Kasus Pajak, Boediono Diperiksa KPK

- KPK memeriksa Boediono terkait kasus pemeriksaan pajak di Ditjen Pajak Kementerian Keuangan.
- KPK juga memanggil lima saksi lainnya, termasuk Accounting Staff dan Finance Manager PT. Wanatiara Persada.
- KPK menetapkan lima tersangka usai OTT, termasuk pegawai KPP Madya Jakut yang diduga menerima suap untuk menurunkan nilai utang pajak.
Jakarta, IDN Times - Komisi Pemberantasan Korupsi (KPK) memeriksa Boediono dalam kasus pemeriksaan pajak di Ditjen Pajak Kementerian Keuangan. Boediono merupakan Penilai Pajak Ahli Muda Kantor Wilayah DJP Jakarta Utara.
"Hari ini KPK menjadwalkan pemeriksaan saksi dalam dugaan tindak pidana korupsi terkait pemeriksaan pajak pada Direktorat Jenderal (Ditjen) Pajak, Kementerian Keuangan, periode 2021-2026," ujar Juru Bicara KPK Budi Prasetyo pada Senin (2/2/2026).
2. KPK panggil enam saksi

Selain Boediono, KPK memanggil lima saksi lainnya.

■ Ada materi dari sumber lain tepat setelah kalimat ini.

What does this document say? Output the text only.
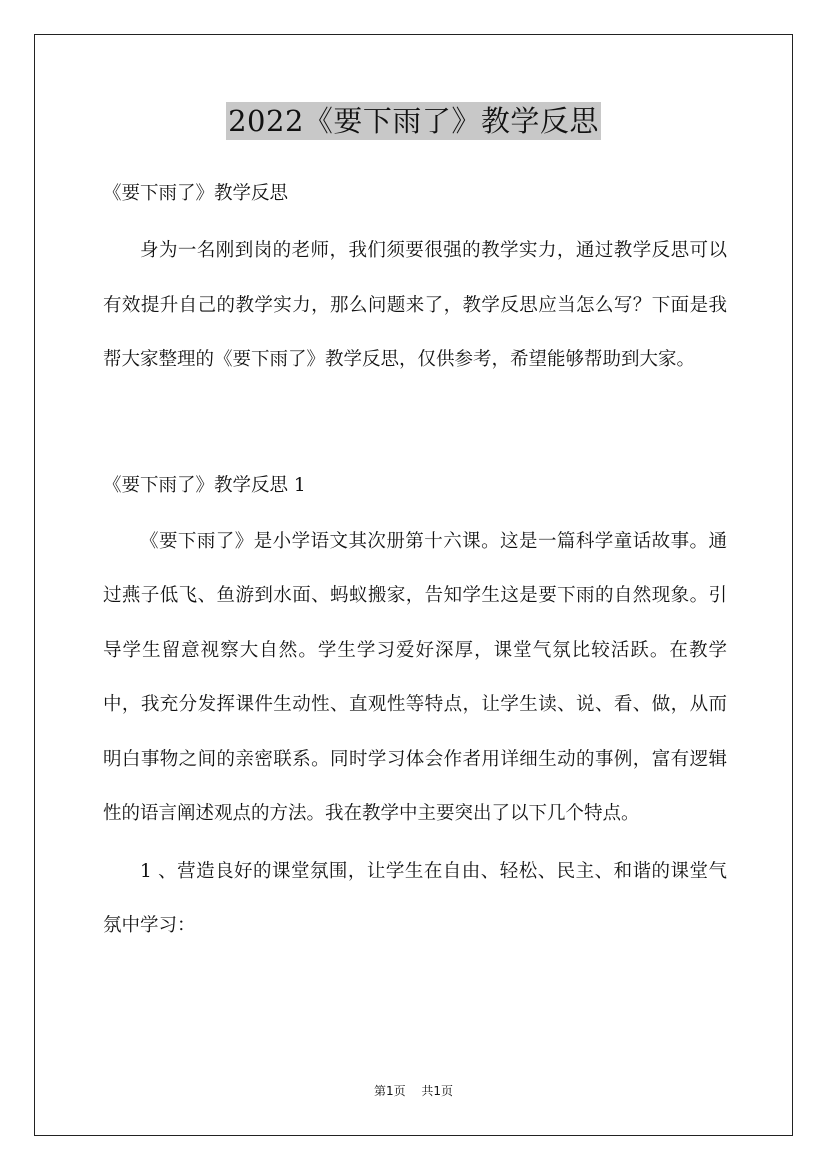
2022《要下雨了》教学反思
《要下雨了》教学反思

身为一名刚到岗的老师，我们须要很强的教学实力，通过教学反思可以有效提升自己的教学实力，那么问题来了，教学反思应当怎么写？下面是我帮大家整理的《要下雨了》教学反思，仅供参考，希望能够帮助到大家。

《要下雨了》教学反思 1

《要下雨了》是小学语文其次册第十六课。这是一篇科学童话故事。通过燕子低飞、鱼游到水面、蚂蚁搬家，告知学生这是要下雨的自然现象。引导学生留意视察大自然。学生学习爱好深厚，课堂气氛比较活跃。在教学中，我充分发挥课件生动性、直观性等特点，让学生读、说、看、做，从而明白事物之间的亲密联系。同时学习体会作者用详细生动的事例，富有逻辑性的语言阐述观点的方法。我在教学中主要突出了以下几个特点。

1 、营造良好的课堂氛围，让学生在自由、轻松、民主、和谐的课堂气氛中学习：

第1页 共1页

Mereka adalah Vera Cahyadi selaku Accounting Staff PT Wanatiara Persada, Silvi Farista Zulhulaifah Accounting Staff PT Wanatiara Persada, Asisso Noor Sugono selaku Accounting Manager PT Wanatiara Persada, Firman selaku Translater PT Wanatiara Persada, dan Yurika Finance Manager PT Wanatiara Persada.
"Pemeriksaan di Gedung Merah Putih KPK," jelas Budi.
2. KPK tetapkan lima tersangka

Diketahui, KPK menetapkan lima tersangka usai OTT pada Minggu (11/1/2025). Kelima tersangka adalah Kepala KPP Madya Jakarta Utara Dwi Budi; Kepala Seksi Pengawas dan Konsultasi (Waskon) KPP Madya Jakarta Utara Agus Syaifuddin; Tim Penilai di KPP Madya Jakarta Utara Askob Bahtiar selaku penerima suap.
Lalu, Konsultan Pajak Abdul Kadim Sahbudin; dan Staf PT Wanatiara Persada Edy Yulianto selaku pemberi suap.
3. Suap untuk turunkan nilai utang pajak

Edy Yulianto diduga menjadi pihak pemberi suap pegawai KPP Madya Jakut sebesar Rp4 miliar untuk menurunkan biaya pembayaran kekurangan pajak bumi dan bangunan (PBB) periode pajak tahun 2023, yakni semula sekitar Rp75 miliar kemudian diubah menjadi Rp15,7 miliar.